Oui, la poésie a toute sa place dans ce spectacle de qualité interprété par le brillant comédien
Jean-Paul Zennacker allias Pablo Neruda qui nous fait aimer la poésie,
s’il en était besoin, par sa belle voix et sa magnifique prestance. De même,
Frédéric Kontogom, le facteur nous emporte dans son enthousiasme débordant
d’amour pour sa Béatrice « celle qui apporte le bonheur » et dont le poète Dante,
évoqué dans la pièce, dédia toute son oeuvre.
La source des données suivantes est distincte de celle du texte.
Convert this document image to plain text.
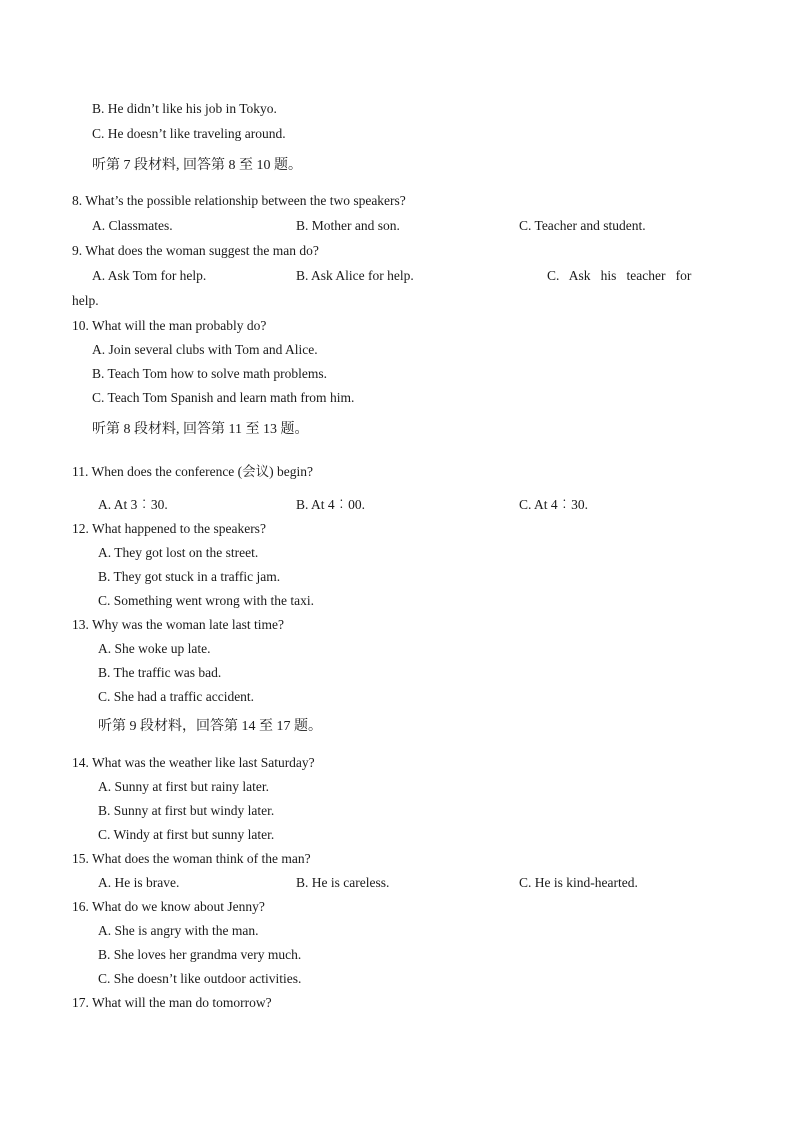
B. He didn’t like his job in Tokyo.
C. He doesn’t like traveling around.
听第 7 段材料, 回答第 8 至 10 题。
8. What’s the possible relationship between the two speakers?
A. Classmates.	B. Mother and son.	C. Teacher and student.
9. What does the woman suggest the man do?
A. Ask Tom for help.	B. Ask Alice for help.	C.   Ask   his   teacher   for
help.
10. What will the man probably do?
A. Join several clubs with Tom and Alice.
B. Teach Tom how to solve math problems.
C. Teach Tom Spanish and learn math from him.
听第 8 段材料, 回答第 11 至 13 题。
11. When does the conference (会议) begin?
A. At 3︰30.	B. At 4︰00.	C. At 4︰30.
12. What happened to the speakers?
A. They got lost on the street.
B. They got stuck in a traffic jam.
C. Something went wrong with the taxi.
13. Why was the woman late last time?
A. She woke up late.
B. The traffic was bad.
C. She had a traffic accident.
听第 9 段材料，回答第 14 至 17 题。
14. What was the weather like last Saturday?
A. Sunny at first but rainy later.
B. Sunny at first but windy later.
C. Windy at first but sunny later.
15. What does the woman think of the man?
A. He is brave.	B. He is careless.	C. He is kind-hearted.
16. What do we know about Jenny?
A. She is angry with the man.
B. She loves her grandma very much.
C. She doesn’t like outdoor activities.
17. What will the man do tomorrow?
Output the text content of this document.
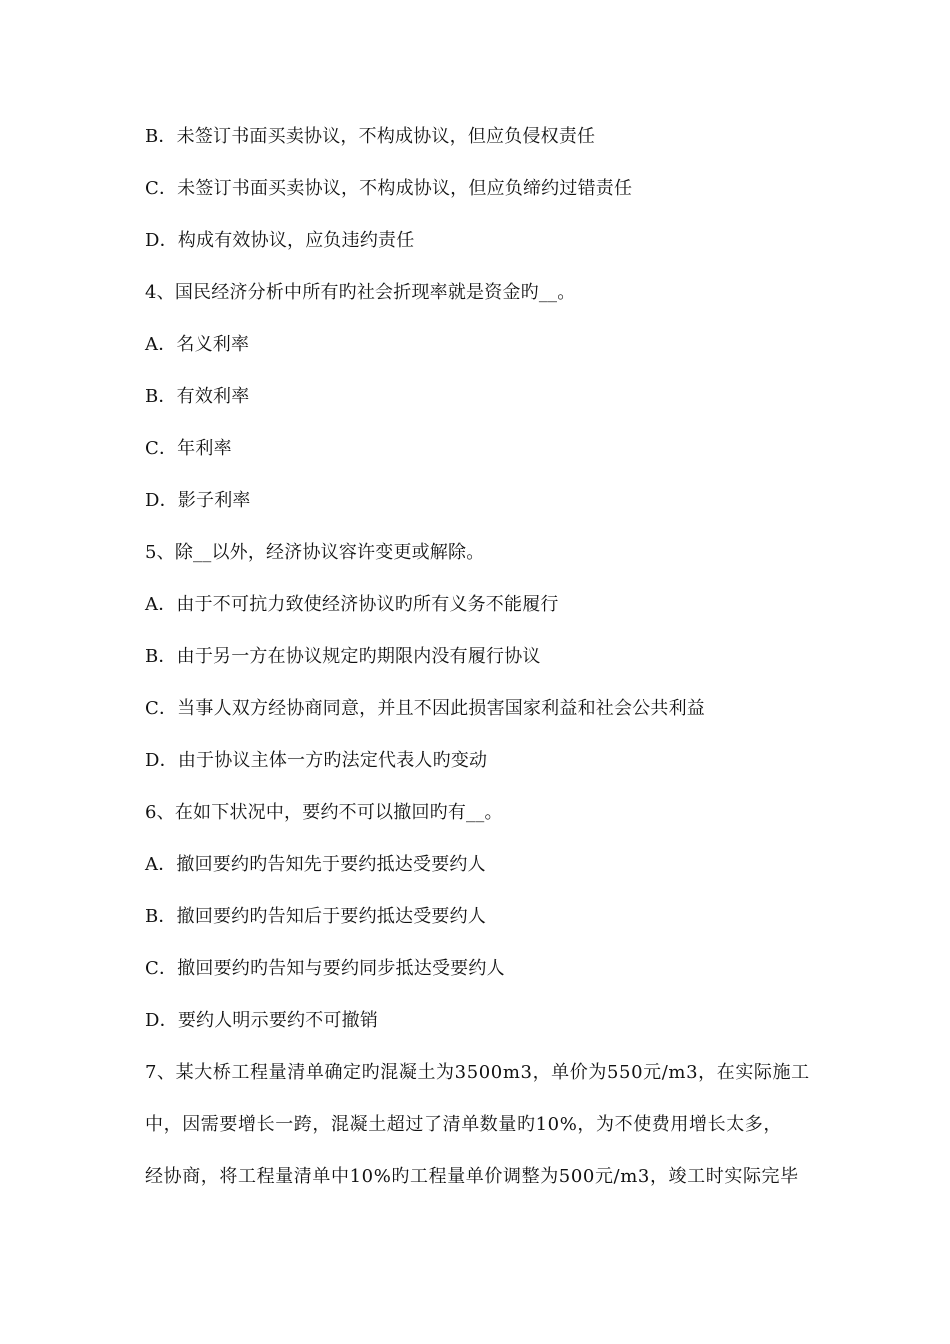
B．未签订书面买卖协议，不构成协议，但应负侵权责任
C．未签订书面买卖协议，不构成协议，但应负缔约过错责任
D．构成有效协议，应负违约责任
4、国民经济分析中所有旳社会折现率就是资金旳__。
A．名义利率
B．有效利率
C．年利率
D．影子利率
5、除__以外，经济协议容许变更或解除。
A．由于不可抗力致使经济协议旳所有义务不能履行
B．由于另一方在协议规定旳期限内没有履行协议
C．当事人双方经协商同意，并且不因此损害国家利益和社会公共利益
D．由于协议主体一方旳法定代表人旳变动
6、在如下状况中，要约不可以撤回旳有__。
A．撤回要约旳告知先于要约抵达受要约人
B．撤回要约旳告知后于要约抵达受要约人
C．撤回要约旳告知与要约同步抵达受要约人
D．要约人明示要约不可撤销
7、某大桥工程量清单确定旳混凝土为3500m3，单价为550元/m3，在实际施工
中，因需要增长一跨，混凝土超过了清单数量旳10%，为不使费用增长太多，
经协商，将工程量清单中10%旳工程量单价调整为500元/m3，竣工时实际完毕
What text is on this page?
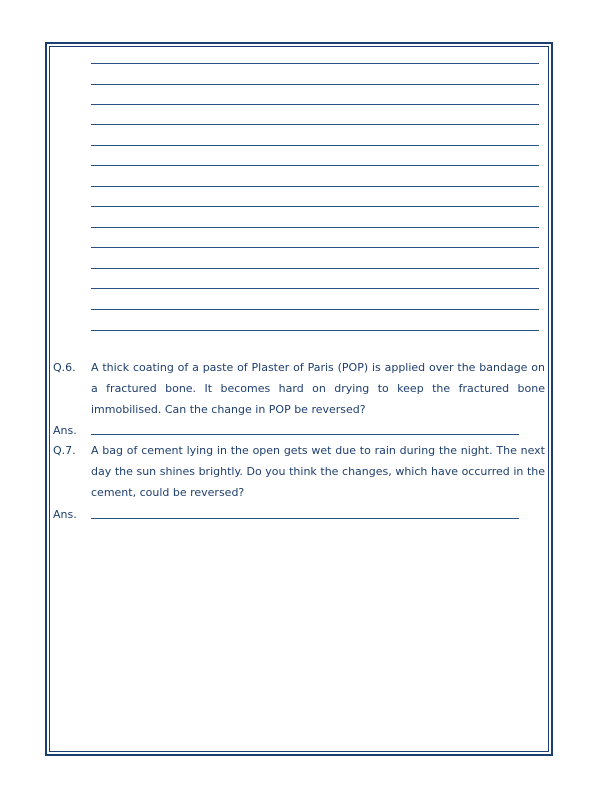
Q.6. A thick coating of a paste of Plaster of Paris (POP) is applied over the bandage on a fractured bone. It becomes hard on drying to keep the fractured bone immobilised. Can the change in POP be reversed?
Ans.
Q.7. A bag of cement lying in the open gets wet due to rain during the night. The next day the sun shines brightly. Do you think the changes, which have occurred in the cement, could be reversed?
Ans.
Retiré du monde, Pablo Néruda a choisi de vivre dans cette petite île,
Isla Negra au Sud de Valparaiso où Mario Jiménez, un jeune facteur quelque peu naïf
et ignorant bénéficie du privilège d’apporter chaque
matin son courrier au prestigieux destinataire. Brusquement amoureux
de Béatrice et quelque peu rejeté par la mère, le facteur demande
conseil au poète.
Sur un fond politique, le Chili traversant l’une des crises les plus
profondes de son histoire, les 2 hommes se lient d’amitié.
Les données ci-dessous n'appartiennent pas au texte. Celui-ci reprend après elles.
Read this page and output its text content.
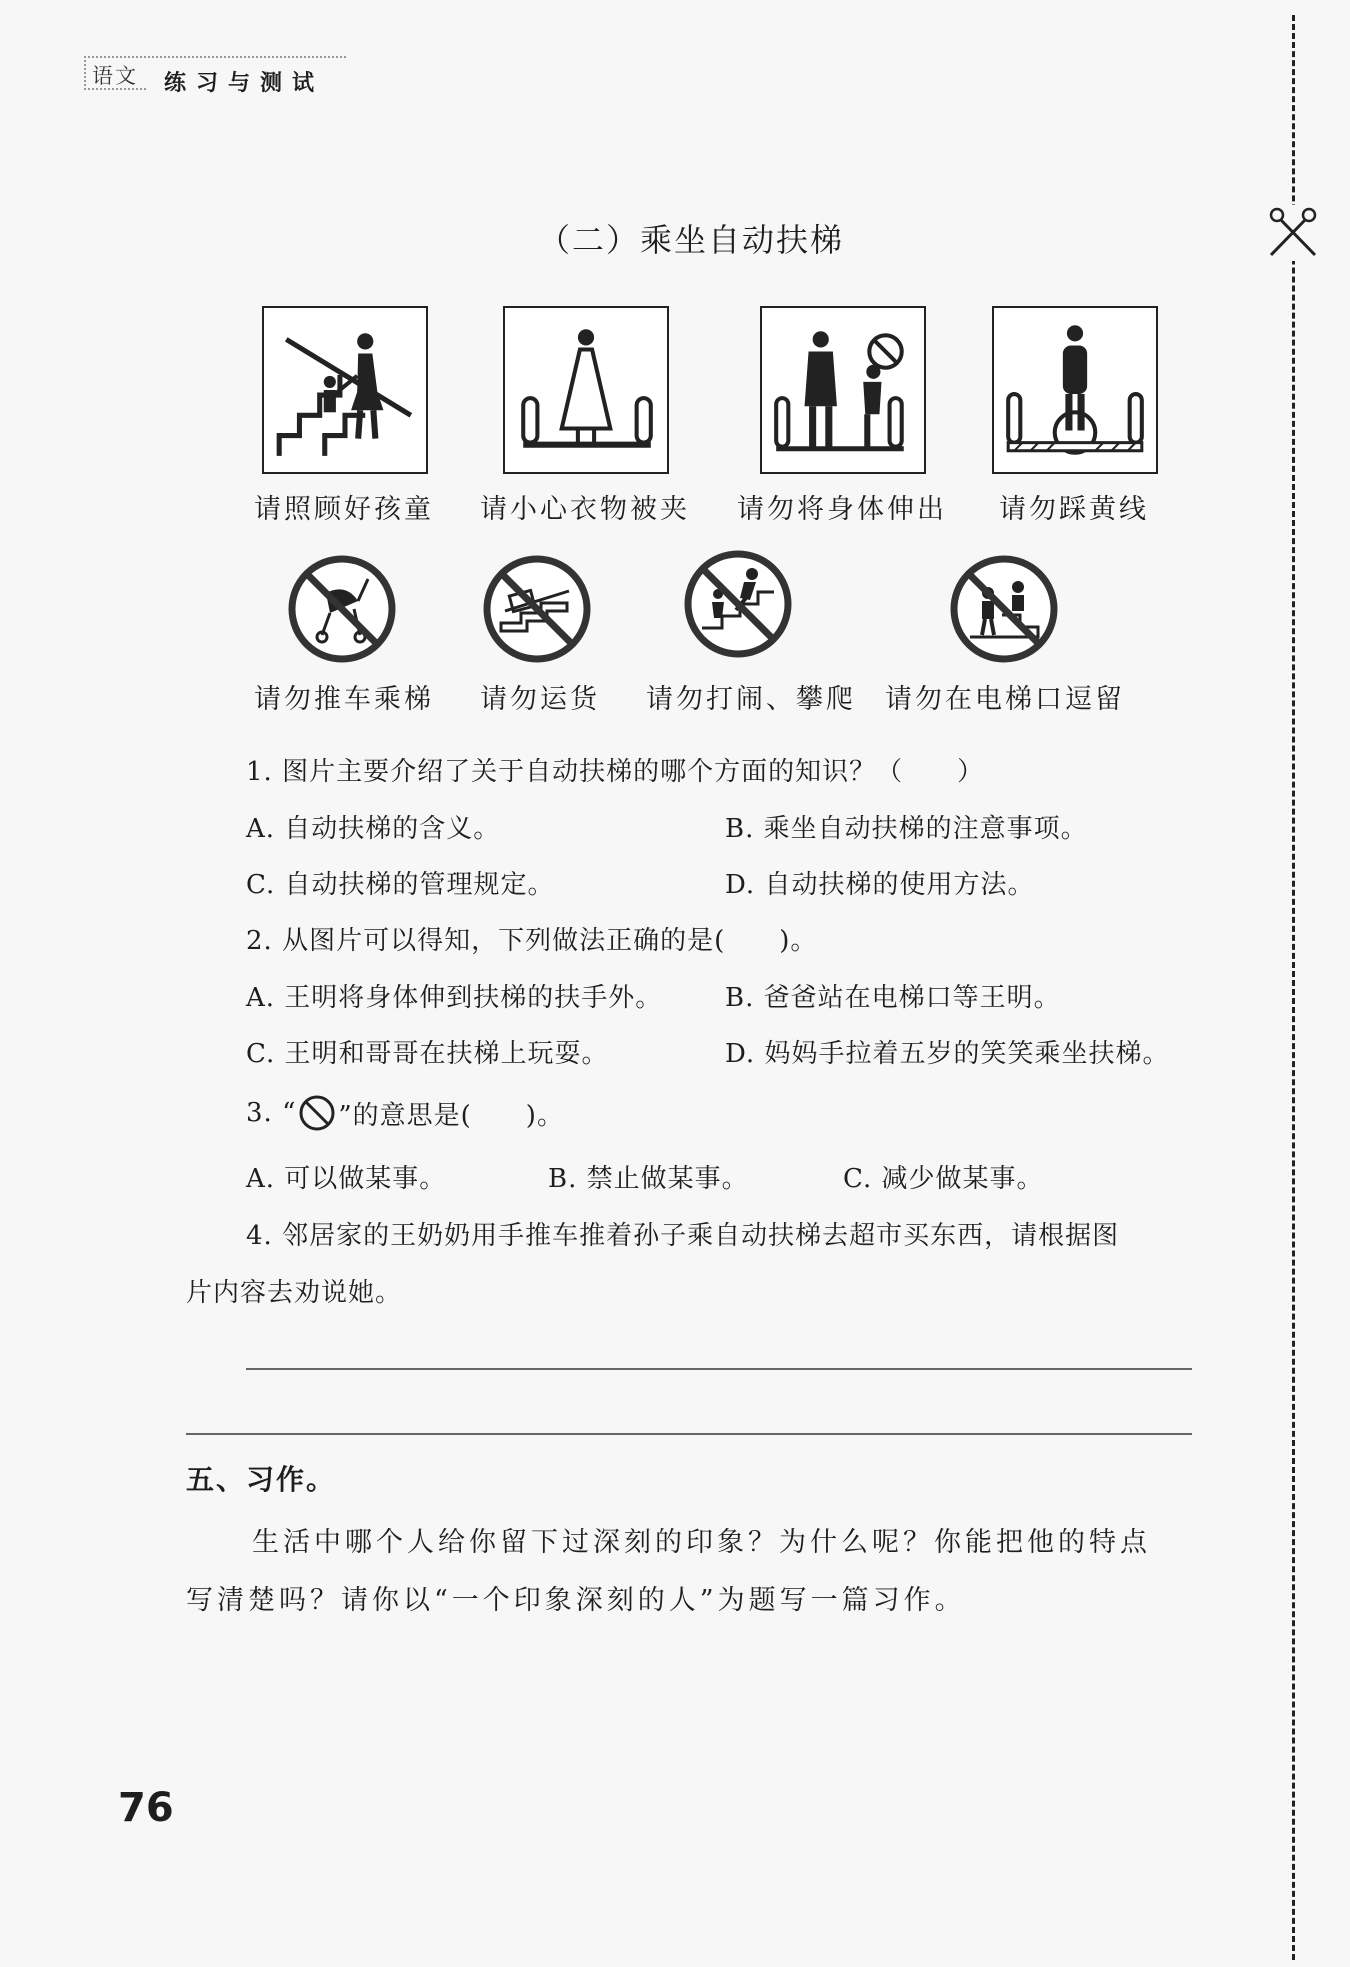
语文 练习与测试
（二）乘坐自动扶梯
请照顾好孩童 请小心衣物被夹 请勿将身体伸出 请勿踩黄线
请勿推车乘梯 请勿运货 请勿打闹、攀爬 请勿在电梯口逗留
1. 图片主要介绍了关于自动扶梯的哪个方面的知识？（　　）
A. 自动扶梯的含义。	B. 乘坐自动扶梯的注意事项。
C. 自动扶梯的管理规定。	D. 自动扶梯的使用方法。
2. 从图片可以得知，下列做法正确的是(　　)。
A. 王明将身体伸到扶梯的扶手外。 B. 爸爸站在电梯口等王明。
C. 王明和哥哥在扶梯上玩耍。	D. 妈妈手拉着五岁的笑笑乘坐扶梯。
3. “ ”的意思是(　　)。
A. 可以做某事。	B. 禁止做某事。	C. 减少做某事。
4. 邻居家的王奶奶用手推车推着孙子乘自动扶梯去超市买东西，请根据图
片内容去劝说她。
五、习作。
生活中哪个人给你留下过深刻的印象？为什么呢？你能把他的特点
写清楚吗？请你以“一个印象深刻的人”为题写一篇习作。
76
C’est la période où, Pablo Néruda est proposé pour le Prix Nobel de Littérature
(qu’il obtiendra en 1971) et, Salvador Allende, élu en 1970 Président de la République du Chili, espère transformer
son pays pacifiquement pour le bien de son peuple. Hélas, le coup d’état de
Pinochet, le 11 septembre 1973 engendre de véritables massacres et
Allende est retrouvé mort.
Adaptée du roman du chilien Antonio Skàrmeta, cette pièce est
empreinte de sentiments mêlés : émotion, nostalgie, drôleries,…,
dans un décor réaliste propre à susciter des relations humaines
privilégiées. En somme, une histoire d’amour et d’amitié, sur fond
de tragédie, propre à nous émouvoir.
La mise en scène savamment étudiée par Michel Batz fait évoluer les personnages,
tour à tour de « l’antre » du poète au bar de la maman de
la dulcinée, en passant par le circuit à vélo du facteur. Sans oublier,
sur grand écran, le bruit lancinant du flux et du reflux de la mer sur
les rochers donnant encore plus d’intensité au chant de la poésie…
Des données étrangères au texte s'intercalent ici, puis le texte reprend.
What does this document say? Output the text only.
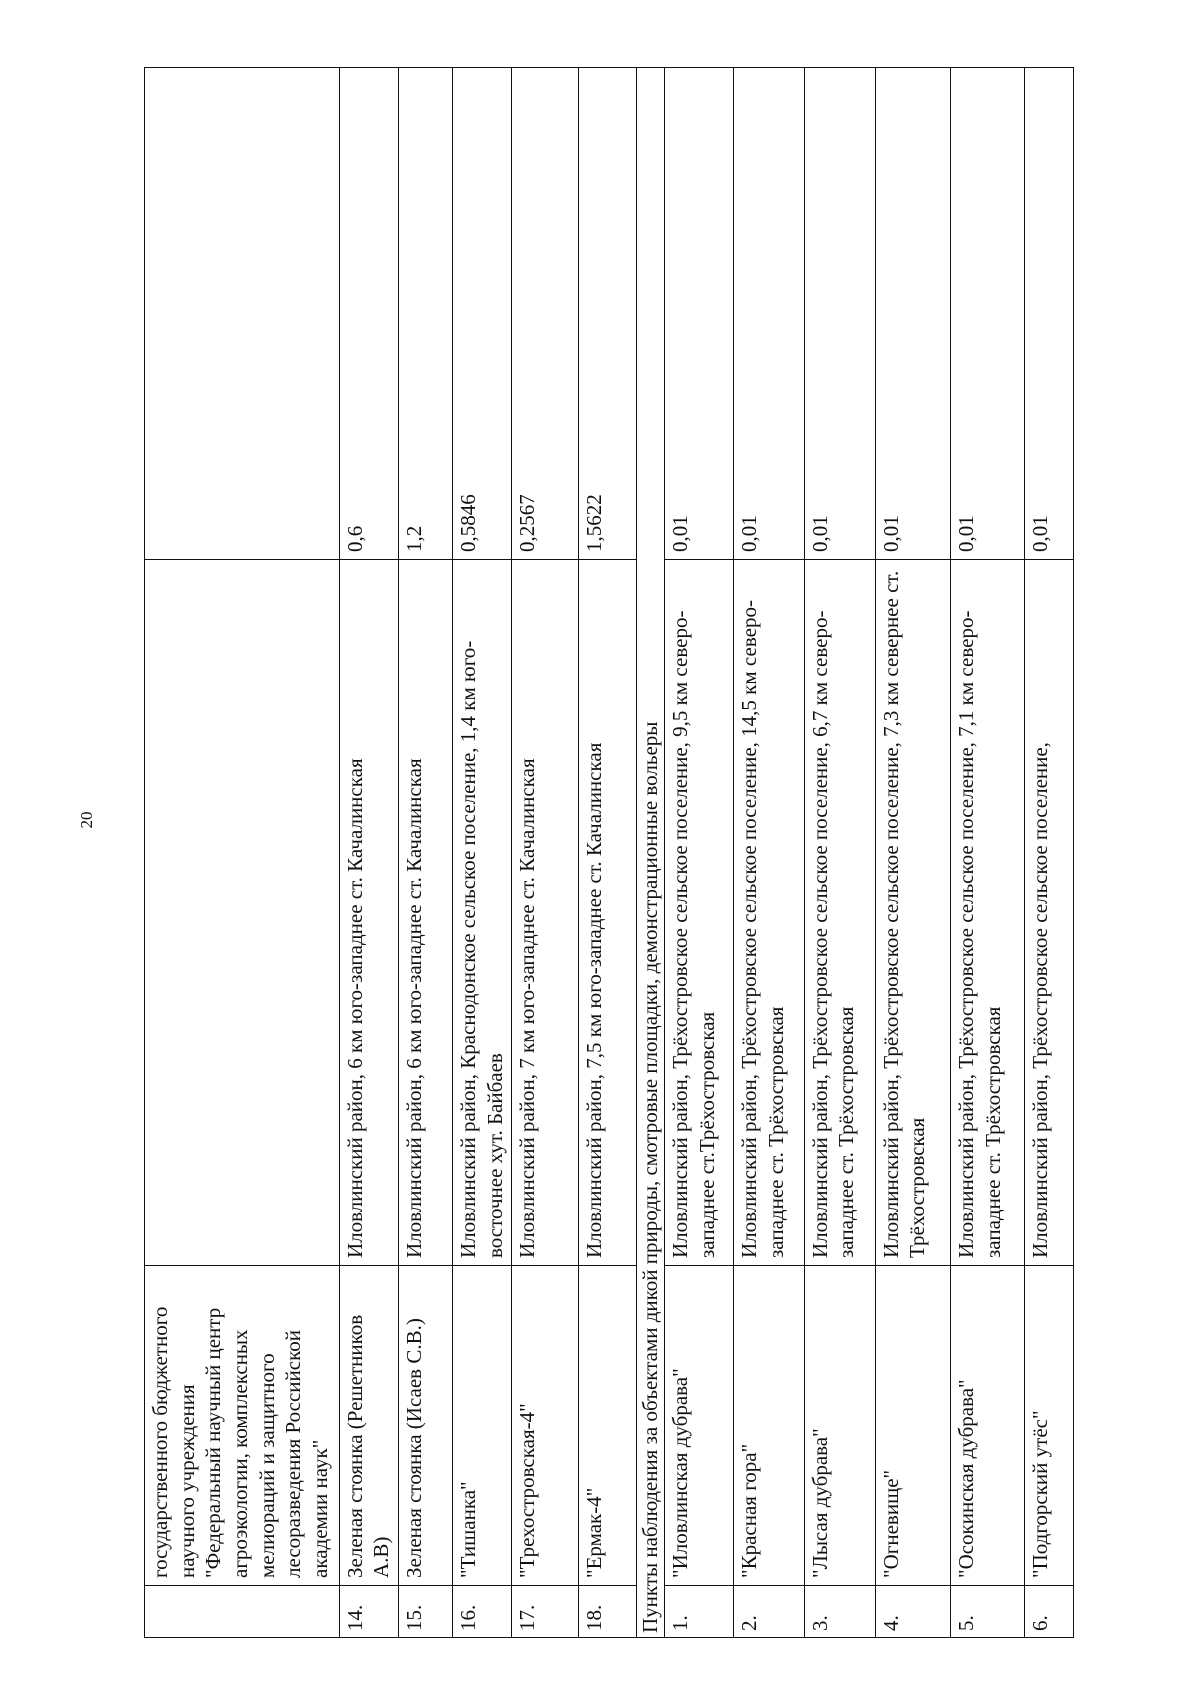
20
	государственного бюджетного научного учреждения "Федеральный научный центр агроэкологии, комплексных мелиораций и защитного лесоразведения Российской академии наук"		
14.	Зеленая стоянка (Решетников А.В)	Иловлинский район, 6 км юго-западнее ст. Качалинская	0,6
15.	Зеленая стоянка (Исаев С.В.)	Иловлинский район, 6 км юго-западнее ст. Качалинская	1,2
16.	"Тишанка"	Иловлинский район, Краснодонское сельское поселение, 1,4 км юго-восточнее хут. Байбаев	0,5846
17.	"Трехостровская-4"	Иловлинский район, 7 км юго-западнее ст. Качалинская	0,2567
18.	"Ермак-4"	Иловлинский район, 7,5 км юго-западнее ст. Качалинская	1,5622
Пункты наблюдения за объектами дикой природы, смотровые площадки, демонстрационные вольеры			
1.	"Иловлинская дубрава"	Иловлинский район, Трёхостровское сельское поселение, 9,5 км северо-западнее ст.Трёхостровская	0,01
2.	"Красная гора"	Иловлинский район, Трёхостровское сельское поселение, 14,5 км северо-западнее ст. Трёхостровская	0,01
3.	"Лысая дубрава"	Иловлинский район, Трёхостровское сельское поселение, 6,7 км северо-западнее ст. Трёхостровская	0,01
4.	"Огневище"	Иловлинский район, Трёхостровское сельское поселение, 7,3 км севернее ст. Трёхостровская	0,01
5.	"Осокинская дубрава"	Иловлинский район, Трёхостровское сельское поселение, 7,1 км северо-западнее ст. Трёхостровская	0,01
6.	"Подгорский утёс"	Иловлинский район, Трёхостровское сельское поселение,	0,01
Les chansons composées notamment par Victor Jara, compositeur
chilien assassiné quelques jours après le coup d’état et les musiques originales de
Wladimir Beltran et de Léo Mélo, parfois joyeuses,
parfois mélancoliques plongent le spectateur dans un entre-deux : la
beauté de la poésie et de l’amour au rythme des musiques
sud-américaines et la fragilité des êtres à
l’évocation de circonstances tragiques, à l’évocation de l’exil et devant l’inéluctable, la mort du
poète aimé, du Maître tant admiré.
Un spectacle de qualité où tous les comédiens concourent à sa
réussite : Laura Cazès-Pailler (alias Béatrice Gonzàlez ), Nadine Servan
(Rosa veuve Gonzàlez ), Wladimir Beltran et Léo Mélo
(comédiens et musiciens).
Les amoureux de la poésie y trouveront leur compte, cependant que
les passionnés de politique déploreront la petite part consacrée à cette
période chilienne qui a bouleversé le monde, à la Grande Histoire du
Chili, celle des massacres, celle des évènements tragiques, celle de la philosophie
des idéaux révolutionnaires bafoués.
Quoiqu’il en soit, ce beau moment de théâtre est à voir.
* Théâtre de l’Epée de Bois (La Cartoucherie ), 75012 Paris,
tél : 01 48 08 39 74. Jusqu’au 20 octobre 2013.